A novel polyoxometalate-functionalized mesoporous hybrid silica: synthesis and characterization

Novel polyoxometalate (POM)-functionalized mesoporous hybrid silicas, SiW11/MHS, have been synthesized by a co-condensation route and employment of Keggin-type monovacant SiW11 as POM precursor in the presence of block copolymer EO20PO70EO20 (P123) under acidic conditions. This synthesis allows a bulky inorganic metal-oxygen cluster to be grafted directly on the surface of ordered mesoporous silica with SBA-15 architecture. The as-obtained SiW11/MHS samples were characterized by FT-IR, UV-vis/DRS, Si-29 CP MAS NMR, XRD, TEM, N-2 adsorption-desorption measurement and elemental analysis. These materials possess not only hexagonal mesoscopic order and homogeneous pore sizes, but also intact Keggin units immobilized in channels by covalent linkages with the mesopore walls. This covalent bond results from the reaction of TEOS with SiW11, in which Si species are inserted into the vacancy of lacunary SiW11 to form Si-O-W bonds and an intermediate SiW11Si2, by which the POM is bound onto the framework of mesoporous silica.
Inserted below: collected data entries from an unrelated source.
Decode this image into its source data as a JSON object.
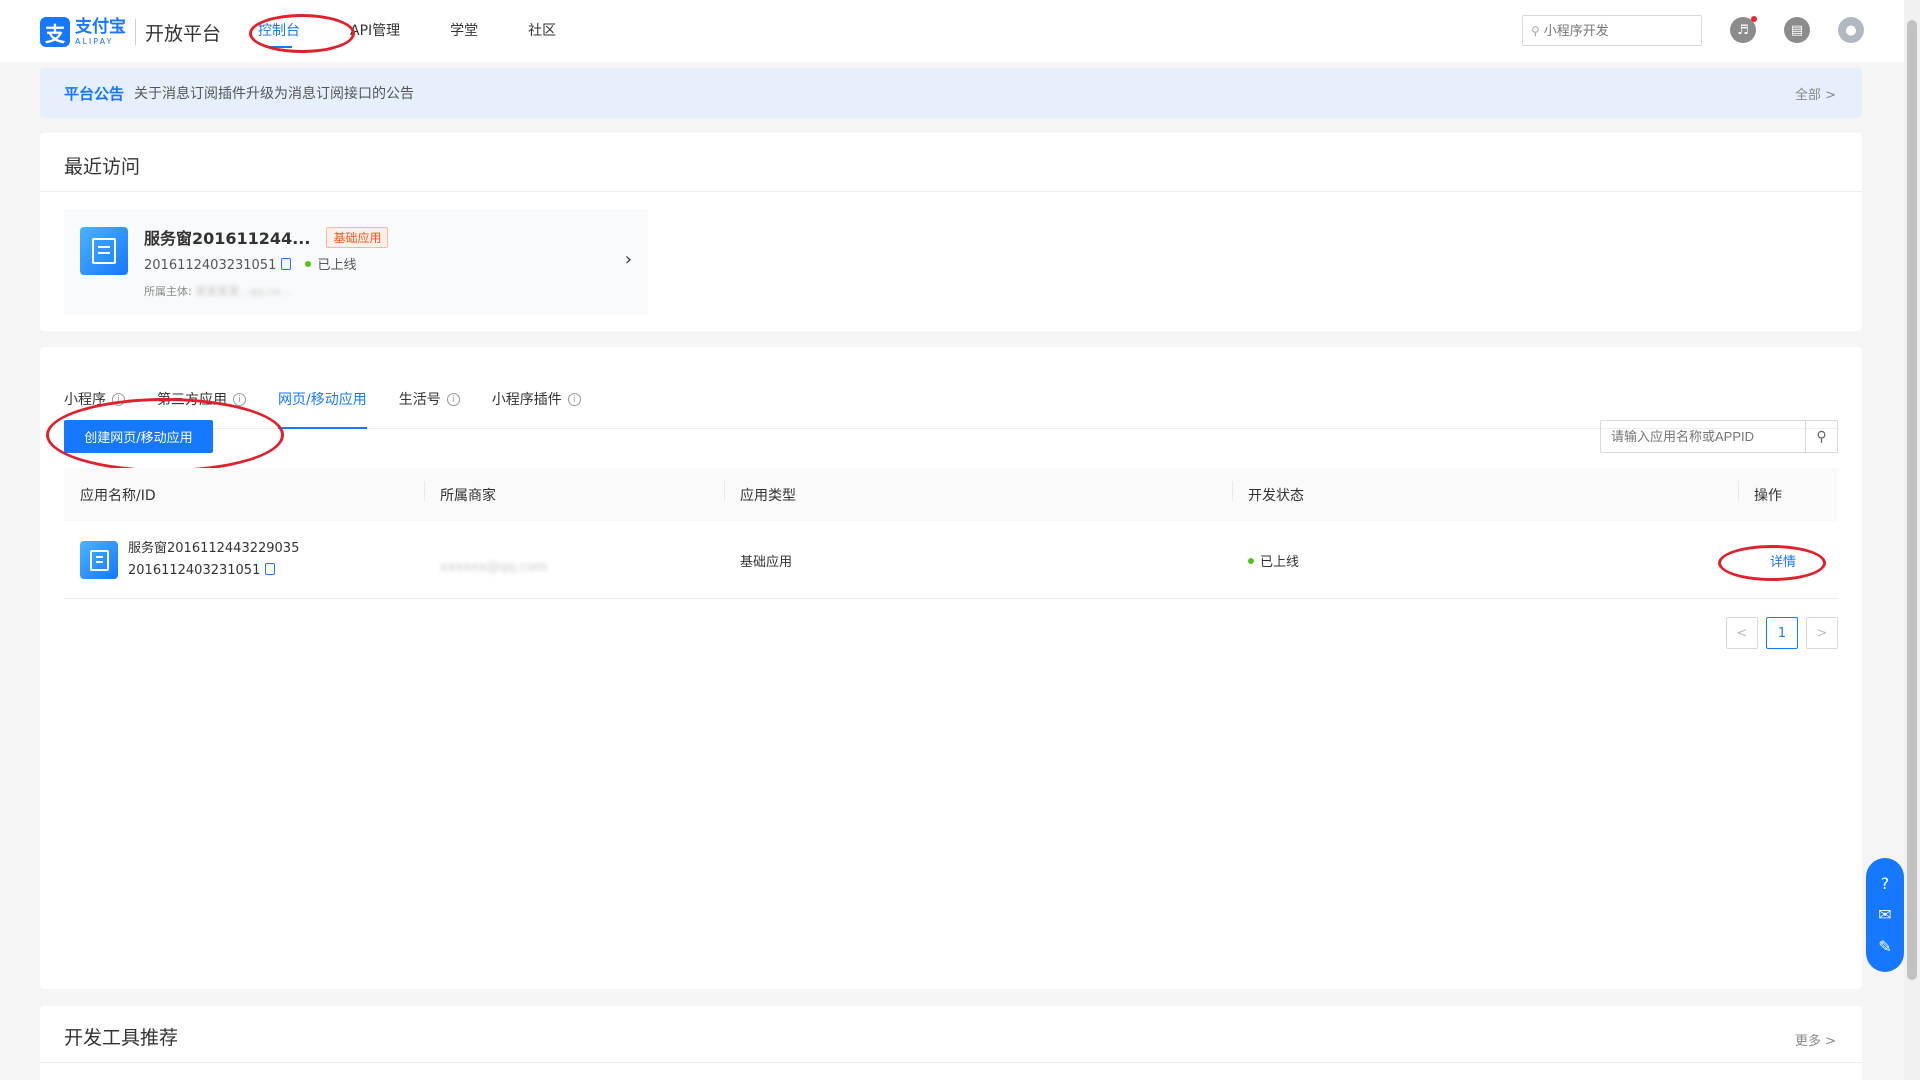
{
  "header": {
    "logo_cn": "支付宝",
    "logo_en": "ALIPAY",
    "platform": "开放平台",
    "nav": [
      {
        "label": "控制台",
        "active": true
      },
      {
        "label": "API管理"
      },
      {
        "label": "学堂"
      },
      {
        "label": "社区"
      }
    ],
    "search_placeholder": "小程序开发",
    "icons": [
      "bell-icon",
      "document-icon",
      "user-avatar-icon"
    ]
  },
  "announcement": {
    "tag": "平台公告",
    "text": "关于消息订阅插件升级为消息订阅接口的公告",
    "all_label": "全部 >"
  },
  "recent": {
    "title": "最近访问",
    "item": {
      "name": "服务窗201611244...",
      "tag": "基础应用",
      "appid": "2016112403231051",
      "status": "已上线",
      "owner_label": "所属主体:",
      "owner_value": "某某某某...qq.co..."
    }
  },
  "apps": {
    "tabs": [
      {
        "label": "小程序",
        "info": true
      },
      {
        "label": "第三方应用",
        "info": true
      },
      {
        "label": "网页/移动应用",
        "active": true
      },
      {
        "label": "生活号",
        "info": true
      },
      {
        "label": "小程序插件",
        "info": true
      }
    ],
    "create_label": "创建网页/移动应用",
    "search_placeholder": "请输入应用名称或APPID",
    "columns": [
      "应用名称/ID",
      "所属商家",
      "应用类型",
      "开发状态",
      "操作"
    ],
    "rows": [
      {
        "name": "服务窗2016112443229035",
        "appid": "2016112403231051",
        "merchant": "xxxxxx@qq.com",
        "type": "基础应用",
        "status": "已上线",
        "action": "详情"
      }
    ],
    "pagination": {
      "prev": "<",
      "current": "1",
      "next": ">"
    }
  },
  "tools": {
    "title": "开发工具推荐",
    "more_label": "更多 >"
  },
  "float_bar": [
    "help-icon",
    "chat-icon",
    "feedback-icon"
  ]
}
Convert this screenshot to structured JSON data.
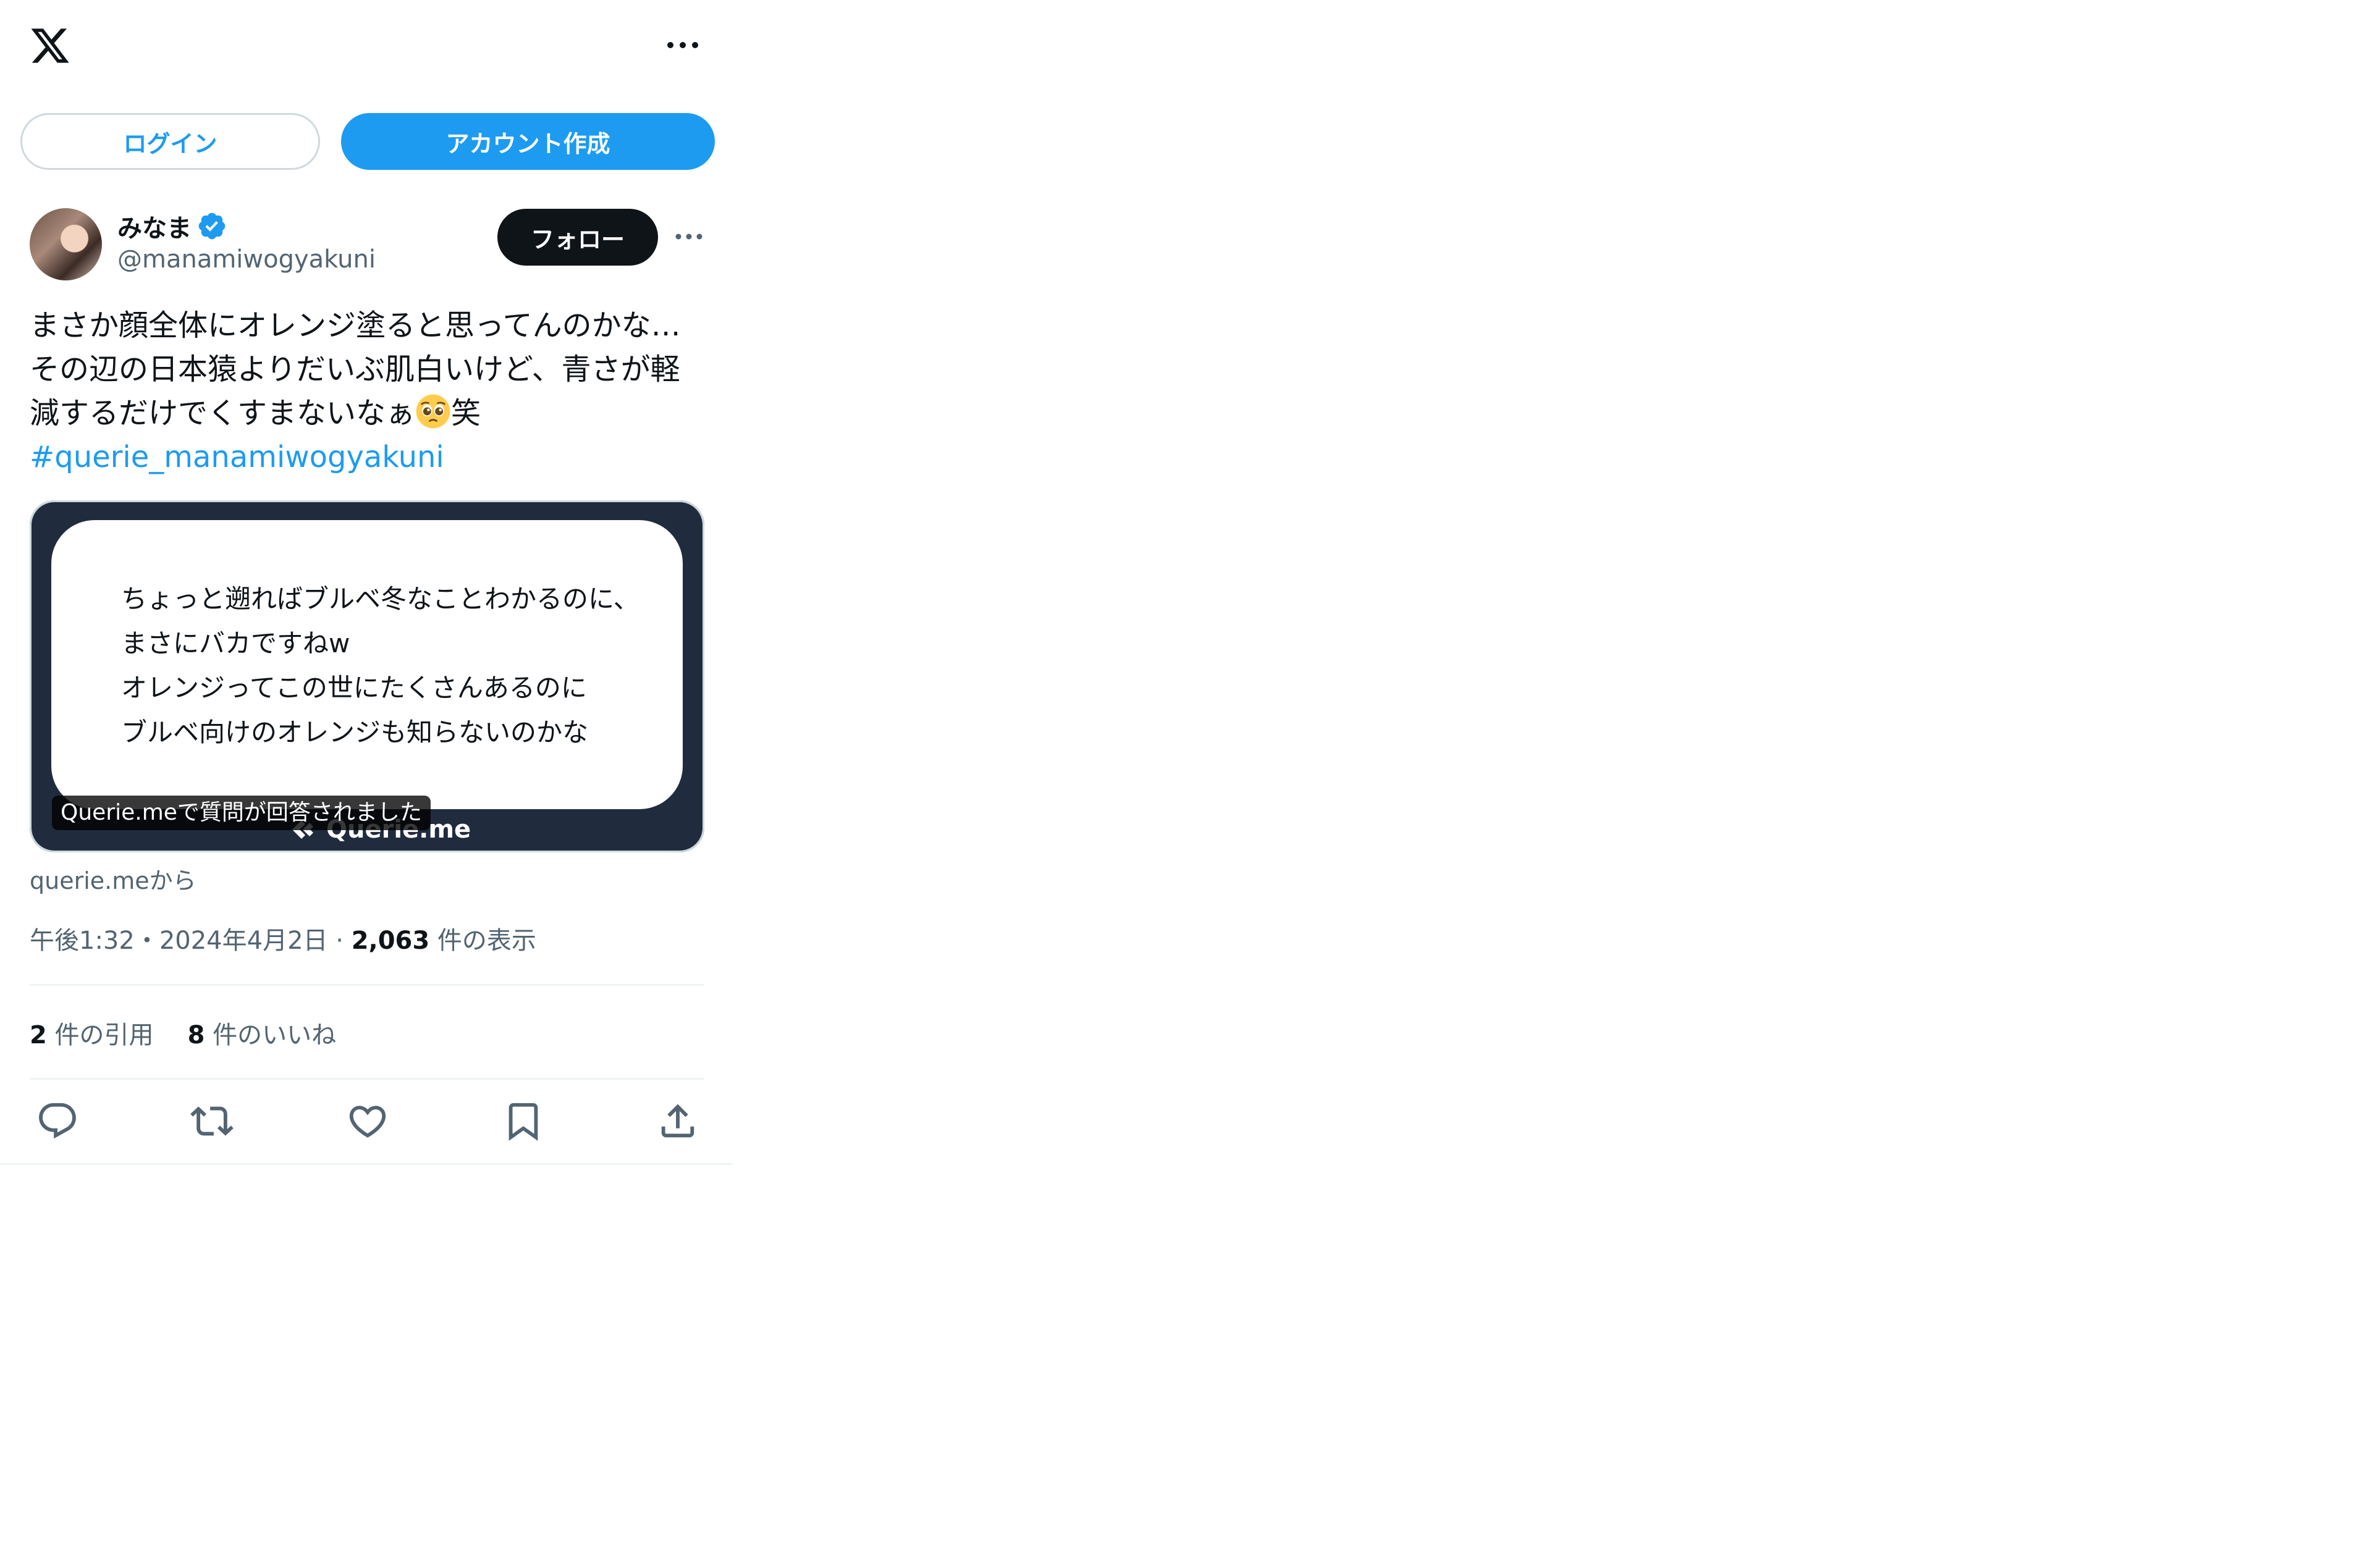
{
  "header": {
    "logo_icon": "x-logo-icon",
    "more_icon": "more-horizontal-icon"
  },
  "auth": {
    "login_label": "ログイン",
    "signup_label": "アカウント作成"
  },
  "author": {
    "display_name": "みなま",
    "handle": "@manamiwogyakuni",
    "verified": true,
    "follow_label": "フォロー"
  },
  "tweet": {
    "lines": [
      "まさか顔全体にオレンジ塗ると思ってんのかな…",
      "その辺の日本猿よりだいぶ肌白いけど、青さが軽",
      "減するだけでくすまないなぁ",
      "笑"
    ],
    "emoji_name": "pleading-face-emoji",
    "hashtag": "#querie_manamiwogyakuni"
  },
  "card": {
    "lines": [
      "ちょっと遡ればブルベ冬なことわかるのに、",
      "まさにバカですねw",
      "オレンジってこの世にたくさんあるのに",
      "ブルベ向けのオレンジも知らないのかな"
    ],
    "brand": "Querie.me",
    "badge": "Querie.meで質問が回答されました"
  },
  "source": "querie.meから",
  "meta": {
    "time": "午後1:32",
    "sep": "・",
    "date": "2024年4月2日",
    "sep2": " · ",
    "views_count": "2,063",
    "views_label": " 件の表示"
  },
  "stats": {
    "quotes_count": "2",
    "quotes_label": " 件の引用",
    "likes_count": "8",
    "likes_label": " 件のいいね"
  },
  "actions": [
    "reply-icon",
    "retweet-icon",
    "like-icon",
    "bookmark-icon",
    "share-icon"
  ],
  "colors": {
    "accent": "#1d9bf0",
    "text": "#0f1419",
    "secondary": "#536471",
    "card_bg": "#202b3e"
  }
}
Investigation of the synthesis conditions indicates that the quality of the product depends on the initial SiW11 concentration, the aging temperature of the sample and the prehydrolysis time of TEOS. A higher SiW11 concentration can enhance the loading of SiW11 to a certain extent, but leads to a disordered structure owing to the salting-out effect of POM if the prehydrolysis time is not long enough. Increased aging temperature is favorable for the formation of ordered mesostructures. However, hydrolysis of Si-O-W bonds and consequent removal of SiW11 from the silica framework also occur at such temperatures. Finally, the chemical linkage between the POM and the surface of mesoporous silica is further confirmed by the higher stability of the hybrid materials in water-leaching experiments compared to the impregnated samples, suggesting that the hybrid materials and the strategy for synthesizing these materials are significant for the acquisition of supported POM catalysts of high efficiency and practicability in applications using polar solvents as media.